The National Stock Exchange (NSE), the Bombay Stock Exchange (BSE) and Metropolitan Stock Exchange, in a joint communication, said on Friday that they would not provide market data to any foreign exchange.
The exchanges said existing data licensing pacts with overseas bourses would be terminated immediately, subject to notice periods mentioned in the agreements.
"It is observed that for various reasons, the volumes in derivative trading based on Indian securities, including indices, have reached large proportions in some of the foreign jurisdictions, resulting in the migration of liquidity from India, which is not in the best interest of the Indian markets," the joint statement said.
NSE managing director Vikram Limaye told ET that the objective of this step is to "consolidate liquidity" in India. "There has been a concern surrounding the building up of liquidity offshore, which is not in the interest of Indian markets," he said.
Limaye said NSE will give Singapore Exchange, or SGX, six months to terminate the licensing agreement.

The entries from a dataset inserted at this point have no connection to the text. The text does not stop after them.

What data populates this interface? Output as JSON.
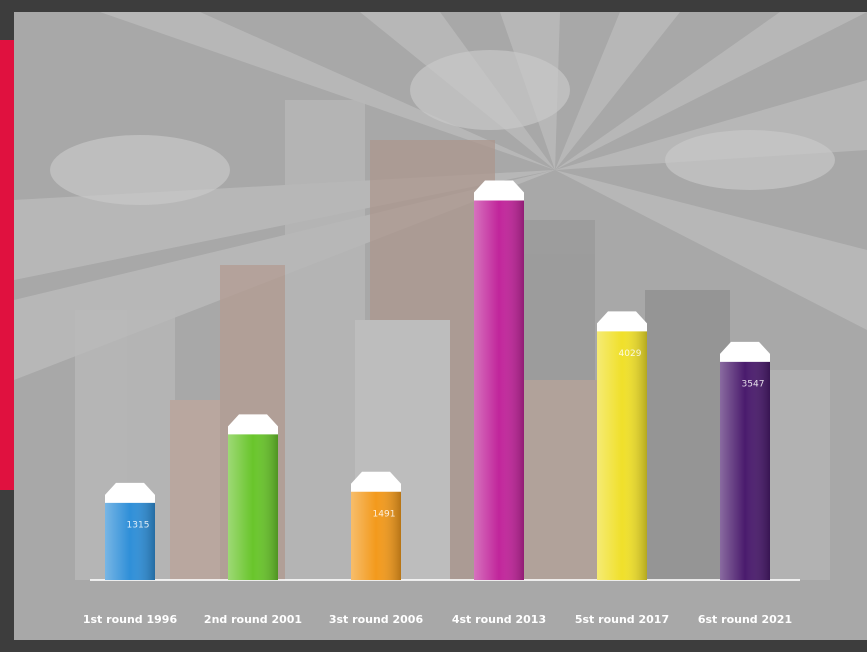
{
  "chart_data": {
    "type": "bar",
    "categories": [
      "1st round 1996",
      "2nd round 2001",
      "3st round 2006",
      "4st round 2013",
      "5st round 2017",
      "6st round 2021"
    ],
    "values": [
      1315,
      2400,
      1491,
      6100,
      4029,
      3547
    ],
    "value_labels": [
      "1315",
      null,
      "1491",
      null,
      "4029",
      "3547"
    ],
    "colors": [
      "#2f8fd8",
      "#69c52b",
      "#f39a1c",
      "#c1259b",
      "#f0e02a",
      "#4a1b6d"
    ]
  }
}
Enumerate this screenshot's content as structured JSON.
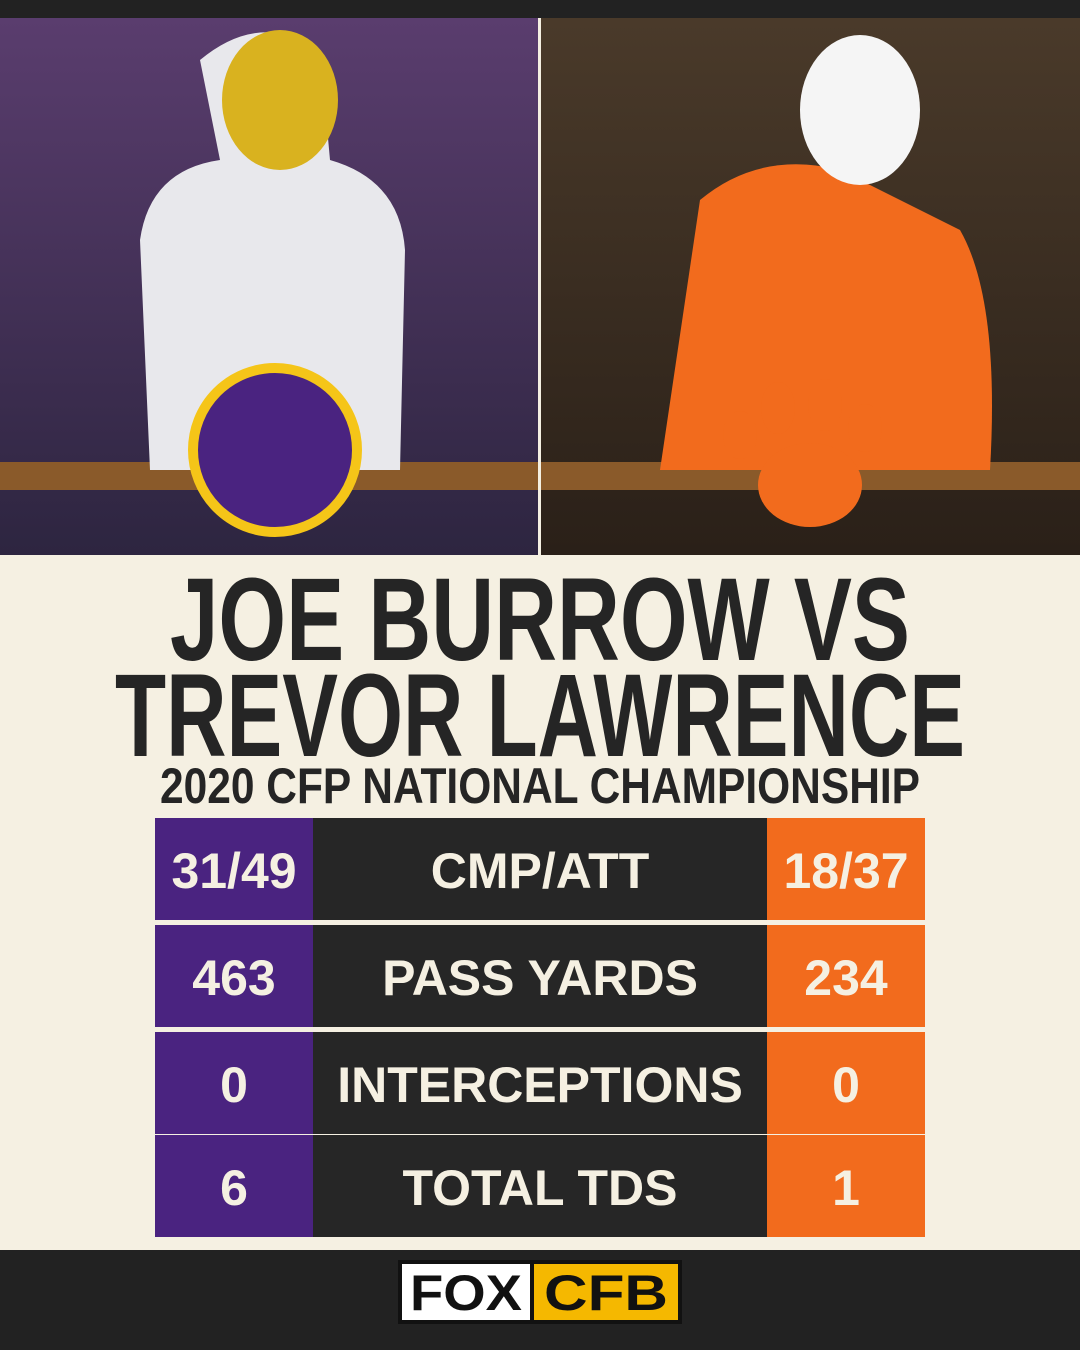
{
  "title": {
    "line1": "JOE BURROW VS",
    "line2": "TREVOR LAWRENCE",
    "subtitle": "2020 CFP NATIONAL CHAMPIONSHIP"
  },
  "table": {
    "rows": [
      [
        "31/49",
        "CMP/ATT",
        "18/37"
      ],
      [
        "463",
        "PASS YARDS",
        "234"
      ],
      [
        "0",
        "INTERCEPTIONS",
        "0"
      ],
      [
        "6",
        "TOTAL TDS",
        "1"
      ]
    ]
  },
  "footer": {
    "logo_left": "FOX",
    "logo_right": "CFB"
  }
}
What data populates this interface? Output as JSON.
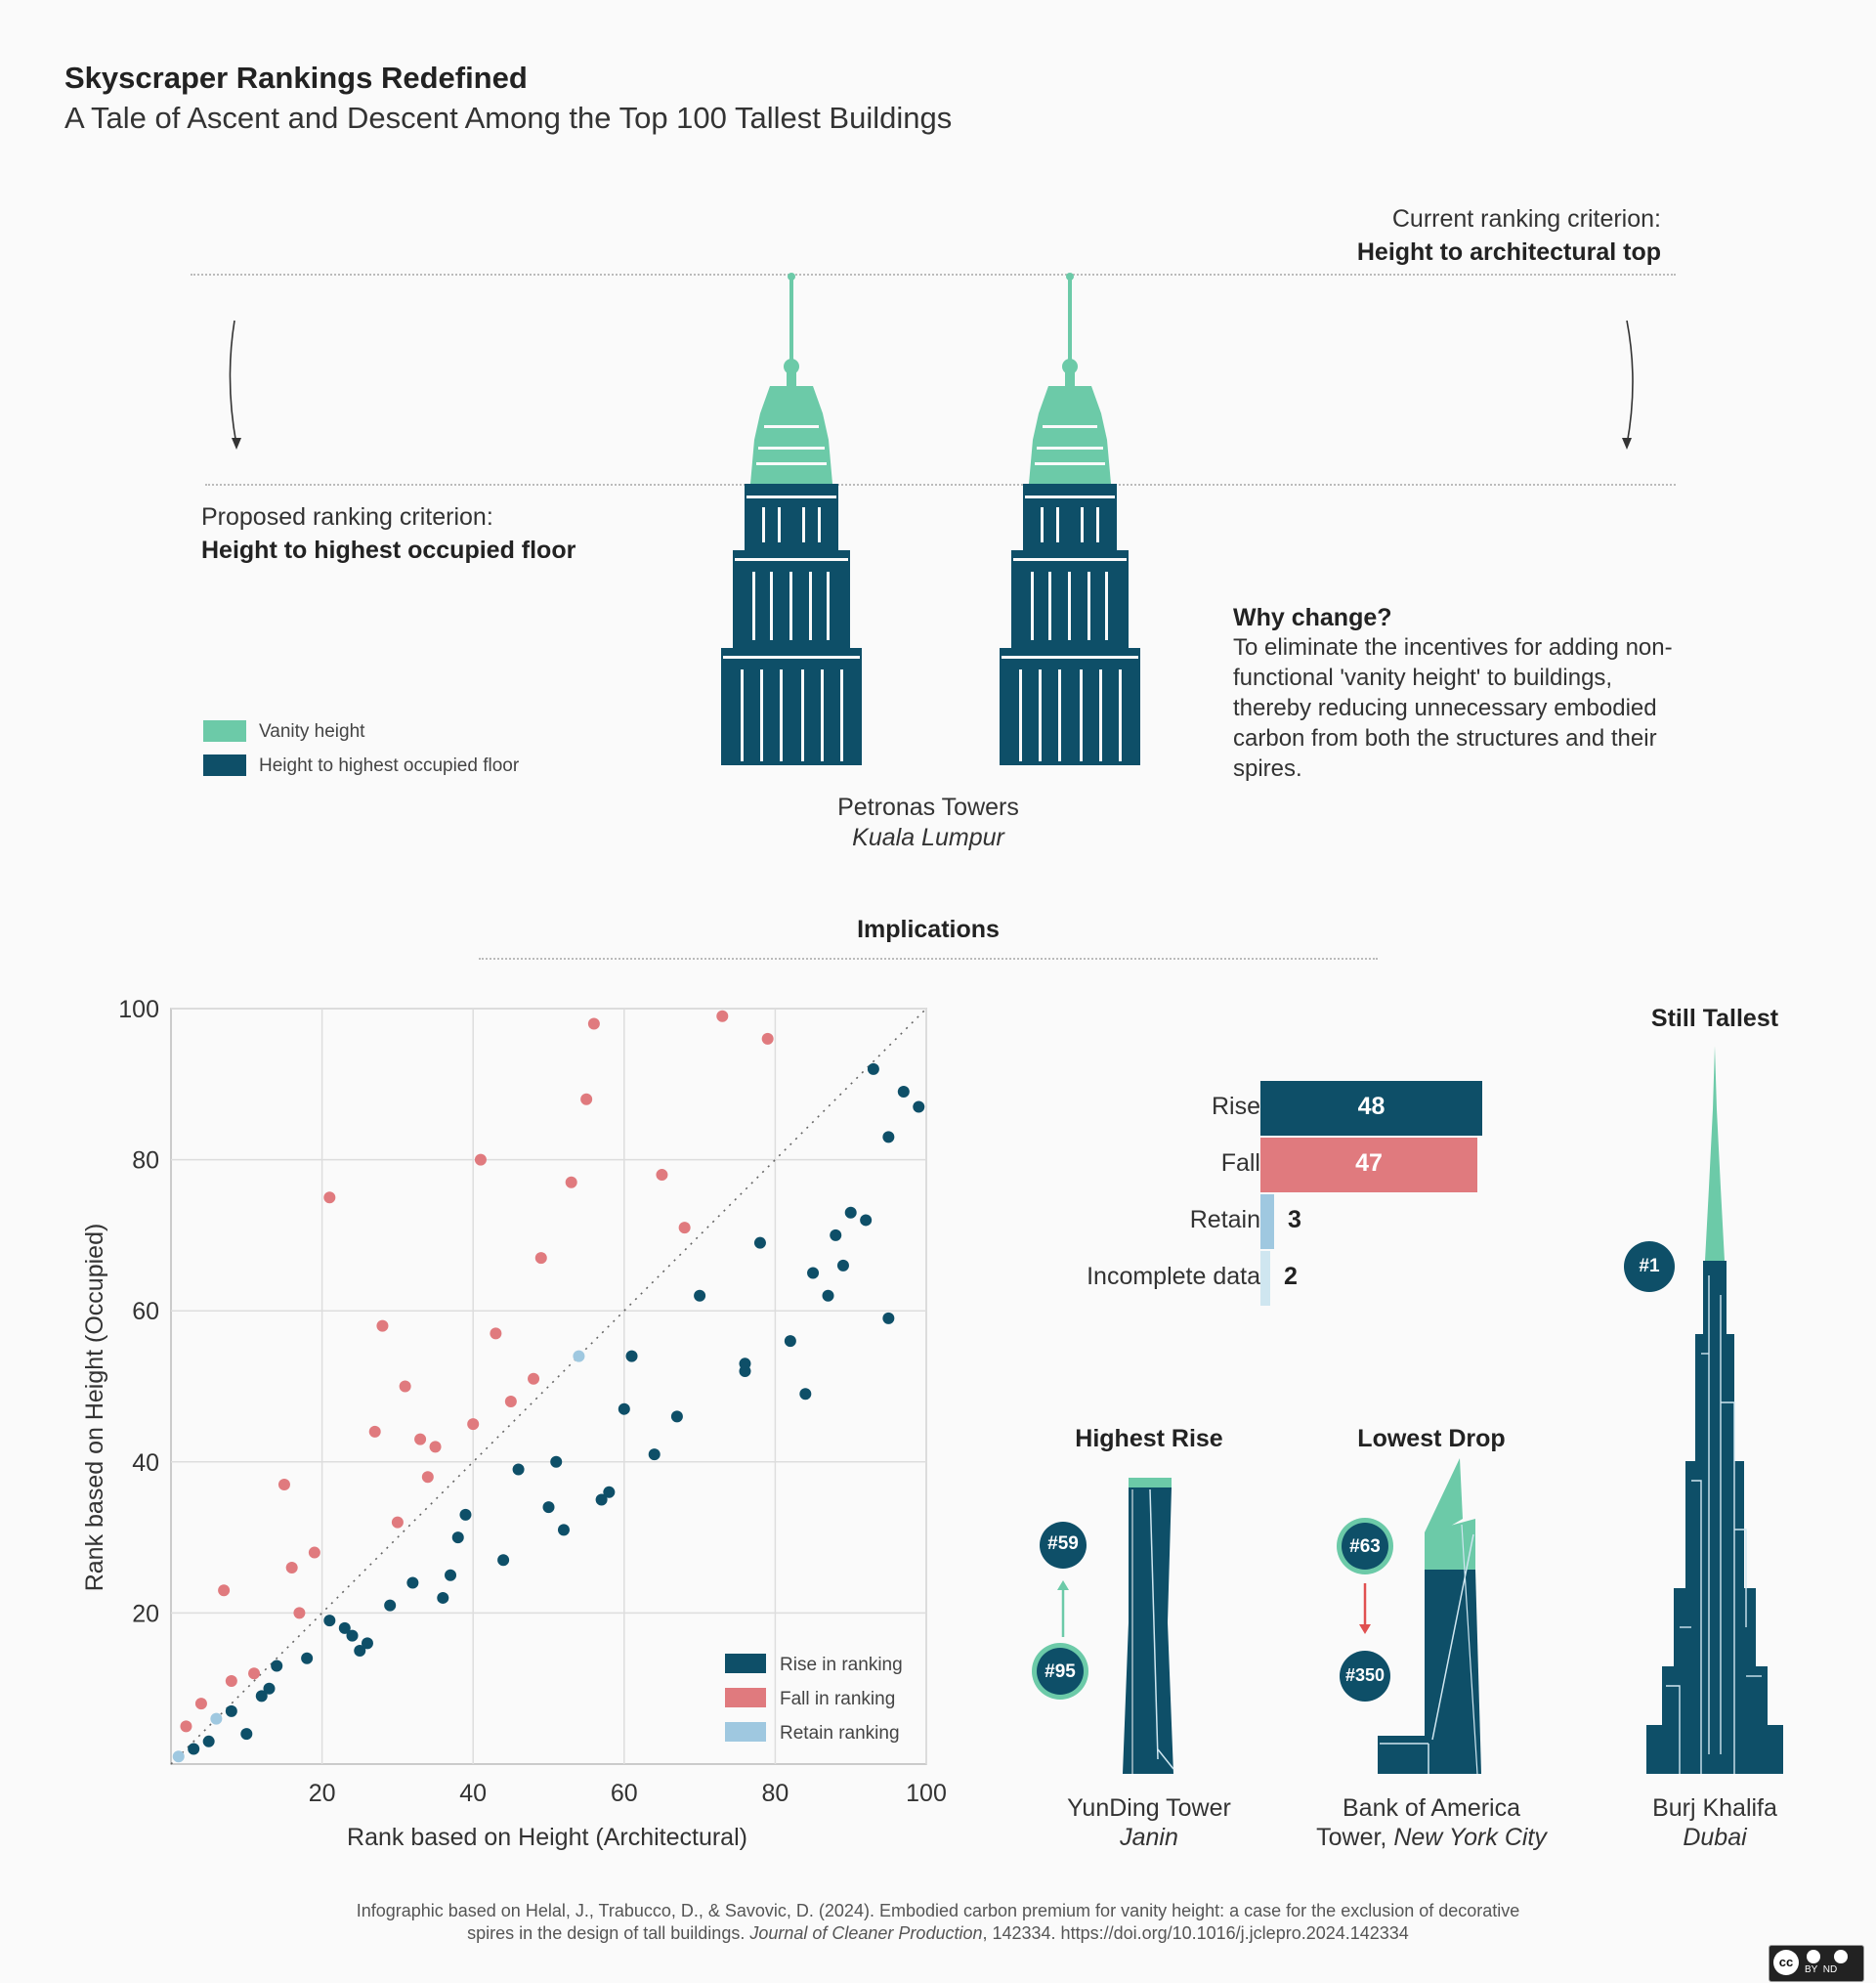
{
  "header": {
    "title": "Skyscraper Rankings Redefined",
    "subtitle": "A Tale of Ascent and Descent Among the Top 100 Tallest Buildings"
  },
  "colors": {
    "rise": "#0e4f68",
    "fall": "#e07a7e",
    "retain": "#9fc8e0",
    "vanity": "#6ccaa8",
    "occupied": "#0e4f68"
  },
  "criteria": {
    "current_label": "Current ranking criterion:",
    "current_value": "Height to architectural top",
    "proposed_label": "Proposed ranking criterion:",
    "proposed_value": "Height to highest occupied floor"
  },
  "top_legend": [
    {
      "label": "Vanity height",
      "color": "#6ccaa8"
    },
    {
      "label": "Height to highest occupied floor",
      "color": "#0e4f68"
    }
  ],
  "petronas": {
    "name": "Petronas Towers",
    "city": "Kuala Lumpur"
  },
  "why": {
    "heading": "Why change?",
    "body": "To eliminate the incentives for adding non-functional 'vanity height' to buildings, thereby reducing unnecessary embodied carbon from both the structures and their spires."
  },
  "implications_heading": "Implications",
  "chart_data": [
    {
      "type": "scatter",
      "title": "",
      "xlabel": "Rank based on Height (Architectural)",
      "ylabel": "Rank based on Height (Occupied)",
      "xlim": [
        0,
        100
      ],
      "ylim": [
        0,
        100
      ],
      "xticks": [
        20,
        40,
        60,
        80,
        100
      ],
      "yticks": [
        20,
        40,
        60,
        80,
        100
      ],
      "grid": true,
      "diagonal": true,
      "legend_position": "bottom-right",
      "legend": [
        "Rise in ranking",
        "Fall in ranking",
        "Retain ranking"
      ],
      "series": [
        {
          "name": "Rise in ranking",
          "color": "#0e4f68",
          "points": [
            [
              3,
              2
            ],
            [
              5,
              3
            ],
            [
              8,
              7
            ],
            [
              10,
              4
            ],
            [
              12,
              9
            ],
            [
              13,
              10
            ],
            [
              14,
              13
            ],
            [
              18,
              14
            ],
            [
              21,
              19
            ],
            [
              23,
              18
            ],
            [
              24,
              17
            ],
            [
              25,
              15
            ],
            [
              26,
              16
            ],
            [
              29,
              21
            ],
            [
              32,
              24
            ],
            [
              36,
              22
            ],
            [
              37,
              25
            ],
            [
              38,
              30
            ],
            [
              39,
              33
            ],
            [
              44,
              27
            ],
            [
              46,
              39
            ],
            [
              50,
              34
            ],
            [
              51,
              40
            ],
            [
              52,
              31
            ],
            [
              57,
              35
            ],
            [
              58,
              36
            ],
            [
              60,
              47
            ],
            [
              61,
              54
            ],
            [
              64,
              41
            ],
            [
              67,
              46
            ],
            [
              70,
              62
            ],
            [
              76,
              52
            ],
            [
              76,
              53
            ],
            [
              78,
              69
            ],
            [
              82,
              56
            ],
            [
              84,
              49
            ],
            [
              85,
              65
            ],
            [
              87,
              62
            ],
            [
              88,
              70
            ],
            [
              89,
              66
            ],
            [
              90,
              73
            ],
            [
              92,
              72
            ],
            [
              93,
              92
            ],
            [
              95,
              83
            ],
            [
              95,
              59
            ],
            [
              97,
              89
            ],
            [
              99,
              87
            ]
          ]
        },
        {
          "name": "Fall in ranking",
          "color": "#e07a7e",
          "points": [
            [
              2,
              5
            ],
            [
              4,
              8
            ],
            [
              7,
              23
            ],
            [
              8,
              11
            ],
            [
              11,
              12
            ],
            [
              15,
              37
            ],
            [
              16,
              26
            ],
            [
              17,
              20
            ],
            [
              19,
              28
            ],
            [
              21,
              75
            ],
            [
              27,
              44
            ],
            [
              28,
              58
            ],
            [
              30,
              32
            ],
            [
              31,
              50
            ],
            [
              33,
              43
            ],
            [
              34,
              38
            ],
            [
              35,
              42
            ],
            [
              40,
              45
            ],
            [
              41,
              80
            ],
            [
              43,
              57
            ],
            [
              45,
              48
            ],
            [
              48,
              51
            ],
            [
              49,
              67
            ],
            [
              53,
              77
            ],
            [
              55,
              88
            ],
            [
              56,
              98
            ],
            [
              65,
              78
            ],
            [
              68,
              71
            ],
            [
              73,
              99
            ],
            [
              79,
              96
            ]
          ]
        },
        {
          "name": "Retain ranking",
          "color": "#9fc8e0",
          "points": [
            [
              1,
              1
            ],
            [
              6,
              6
            ],
            [
              54,
              54
            ]
          ]
        }
      ]
    },
    {
      "type": "bar",
      "orientation": "horizontal",
      "categories": [
        "Rise",
        "Fall",
        "Retain",
        "Incomplete data"
      ],
      "values": [
        48,
        47,
        3,
        2
      ],
      "colors": [
        "#0e4f68",
        "#e07a7e",
        "#9fc8e0",
        "#cfe6f0"
      ]
    }
  ],
  "summary_bars": [
    {
      "label": "Rise",
      "value": "48",
      "color": "#0e4f68"
    },
    {
      "label": "Fall",
      "value": "47",
      "color": "#e07a7e"
    },
    {
      "label": "Retain",
      "value": "3",
      "color": "#9fc8e0"
    },
    {
      "label": "Incomplete data",
      "value": "2",
      "color": "#cfe6f0"
    }
  ],
  "highest_rise": {
    "heading": "Highest Rise",
    "from_rank": "#95",
    "to_rank": "#59",
    "name": "YunDing Tower",
    "city": "Janin"
  },
  "lowest_drop": {
    "heading": "Lowest Drop",
    "from_rank": "#63",
    "to_rank": "#350",
    "name_line1": "Bank of America",
    "name_line2": "Tower,",
    "city": "New York City"
  },
  "still_tallest": {
    "heading": "Still Tallest",
    "rank": "#1",
    "name": "Burj Khalifa",
    "city": "Dubai"
  },
  "footer": {
    "line1": "Infographic based on Helal, J., Trabucco, D., & Savovic, D. (2024). Embodied carbon premium for vanity height: a case for the exclusion of decorative",
    "line2_pre": "spires in the design of tall buildings.",
    "journal": "Journal of Cleaner Production",
    "line2_post": ", 142334. https://doi.org/10.1016/j.jclepro.2024.142334"
  },
  "license": {
    "label": "cc",
    "sub": "BY  ND"
  }
}
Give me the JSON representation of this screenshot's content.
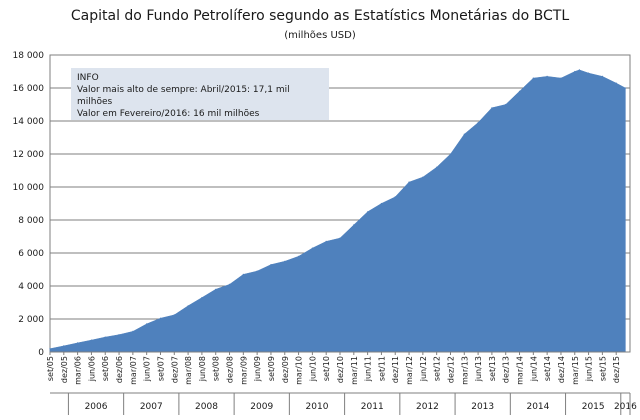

India's largest exchange has a contract with SGX that allows futures and options on the Nifty to trade in Singapore.
"Data can be provided by Indian exchanges provided if the end use of the data is not for trading and settlement of offshore derivative contracts," Limaye said.
In the past few years, activity in Nifty futures on Singapore Exchange has exceeded that on the NSE. Foreign investors, who wish to bet on India's main stock index without registering with the Securities and Exchange Board of India (Sebi), trade on SGX Nifty futures because of cheaper costs, higher liquidity and better tax rates in the island city. For Indian traders, the SGX Nifty futures that start trading before NSE Nifty every morning act as a directional cue on foreign investor sentiment. The open interest, or outstanding positions, in SGX Nifty is 70-75% more than the total open interest in Nifty futures back home, said Yogesh Radke, head of alternative and quantitative research at Edelweiss Securities.
Although the exchanges, Sebi, and the government have been concerned about the rising activity in Singapore for a while, SGX's recent proposal to launch single stock futures tracking the movements of Indian companies may have triggered Mumbai's decision to scrap the licence agreements.
"The government and Sebi have been worried about our markets being exported to other jurisdictions. Exchanges have kept Sebi in the loop about the decision," said a senior official at the regulator.
Stock futures contribute about 85% to the futures turnover on local exchanges. The launch of stock futures contracts in Singapore would have resulted in a shift in activity overseas. "This is a precautionary step… against SGX planning to trade individual stock futures as that would have created extreme volatility, and could have had an impact on volumes along with migration of liquidity," said Motilal Oswal Financial's derivatives analyst Chandan Taparia.
Analysts said once the licences are terminated, activity could shift from SGX futures to local exchanges. But the move could also put off foreign investors trading through SGX futures.
"A chunk of the activity that was happening in Singapore will shift to Indian exchanges. Volumes will go up here and volatility could reduce," said Shubham Agarwal, chief executive officer, Quantsapp, an algorithm analytics firm. "But it could also put off a lot of foreign investors who were trading only in Nifty SGX. They might lose interest in betting on India."
If foreign investors decide to trade in Nifty futures on the NSE, it would also boost their tax compliance. "If Indian instruments are traded outside, the taxation department does not have any hold on trades happening there. This is a welcome step in terms of higher compliance… and better liquidity on the screen," said Radke. "FIIs will always like to go to out-of-tax jurisdictions. Here they will have to pay taxes and comply with the law of the land."
The move could also be aimed at kick-starting activity in the recently launched Gujarat International Finance Tec (GIFT) City, the government's ambitious project.
To be sure, some market participants considered the step protectionist.
"In a way, the step by the Indian exchanges is a bit strange in today's times because worldwide, everybody is liberalising," said Quantsapp's Agarwal.